No mesmo lugar, em julho passado, a VEJA inaugurou uma oficina de sapateiros móveis com o objetivo de consertar os pares devolvidos por nossos clientes. Num contêiner recondicionado, Mustapha e Taieb realizam principalmente limpeza, colagem, algumas costuras e outros reparos em ilhós ou solas. Desde a chegada do contêiner VEJA, quase 2.700 pares já foram consertados. Em junho de 2020, a VEJA lançou seu primeiro projeto de reparo em Darwin, em Bordeaux. Outra sapataria VEJA foi então aberta nas Galerias Lafayette, em Paris, e outra na Loja VEJA, em Berlim. Mais de 6.100 pares, inclusive de outras marcas, ganharam nova vida nessas 4 sapatarias.

VEJA HOJE
Os tênis da VEJA são vendidos hoje em mais de 100 países. Esse é o resultado do trabalho de uma equipe de mais de 500 pessoas, que atua sem publicidade, sem estoque e sem investidores. Você encontra os modelos com o V na lateral do cabedal pisando em países da Europa, Ásia, América do Norte e América do Sul, ampliando a presença em países como Argentina, Colômbia, Chile, Peru e Uruguai.

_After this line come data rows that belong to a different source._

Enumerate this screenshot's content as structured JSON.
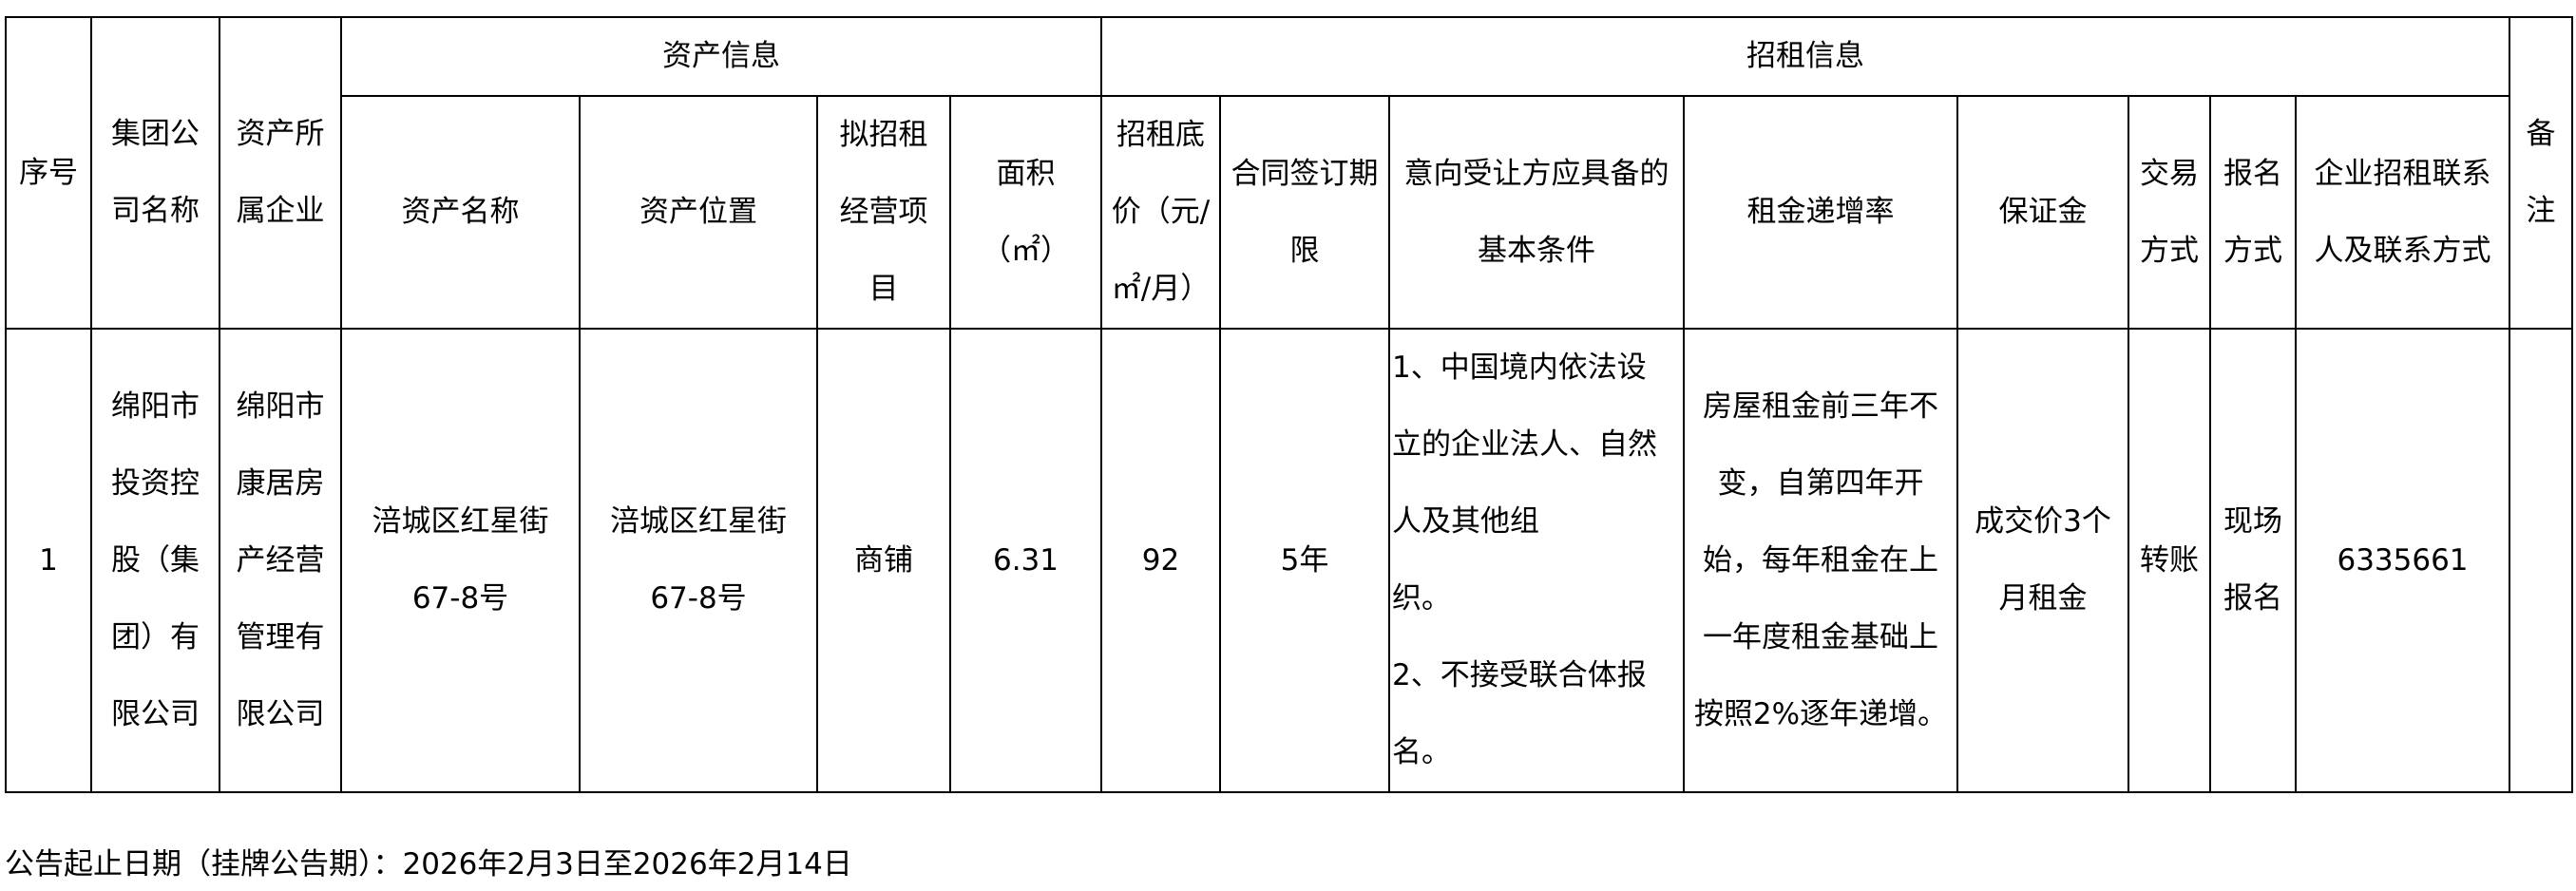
{
  "header": {
    "seq": "序号",
    "group": "集团公\n司名称",
    "owner": "资产所\n属企业",
    "asset_info": "资产信息",
    "rent_info": "招租信息",
    "remark": "备\n注",
    "asset_name": "资产名称",
    "asset_location": "资产位置",
    "business": "拟招租\n经营项\n目",
    "area": "面积\n（㎡）",
    "base_price": "招租底\n价（元/\n㎡/月）",
    "term": "合同签订期\n限",
    "conditions": "意向受让方应具备的\n基本条件",
    "increase": "租金递增率",
    "deposit": "保证金",
    "trade": "交易\n方式",
    "signup": "报名\n方式",
    "contact": "企业招租联系\n人及联系方式"
  },
  "rows": [
    {
      "seq": "1",
      "group": "绵阳市\n投资控\n股（集\n团）有\n限公司",
      "owner": "绵阳市\n康居房\n产经营\n管理有\n限公司",
      "asset_name": "涪城区红星街\n67-8号",
      "asset_location": "涪城区红星街\n67-8号",
      "business": "商铺",
      "area": "6.31",
      "base_price": "92",
      "term": "5年",
      "conditions": "1、中国境内依法设\n立的企业法人、自然\n人及其他组\n织。\n2、不接受联合体报\n名。",
      "increase": "房屋租金前三年不\n变，自第四年开\n始，每年租金在上\n一年度租金基础上\n按照2%逐年递增。",
      "deposit": "成交价3个\n月租金",
      "trade": "转账",
      "signup": "现场\n报名",
      "contact": "6335661",
      "remark": ""
    }
  ],
  "footer": "公告起止日期（挂牌公告期）：2026年2月3日至2026年2月14日"
}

A VEJA segue movida pela vontade de provar que é possível repensar processos e decisões de negócios corporativos, e ao mesmo tempo criar tênis atemporais, com um olhar cuidadoso para todas as etapas da cadeia produtiva. Unindo impacto social, justiça econômica e materiais ecológicos, o nome VEJA convida os consumidores a olharem além do tênis, para conhecer as histórias e as pessoas que estão por trás do produto.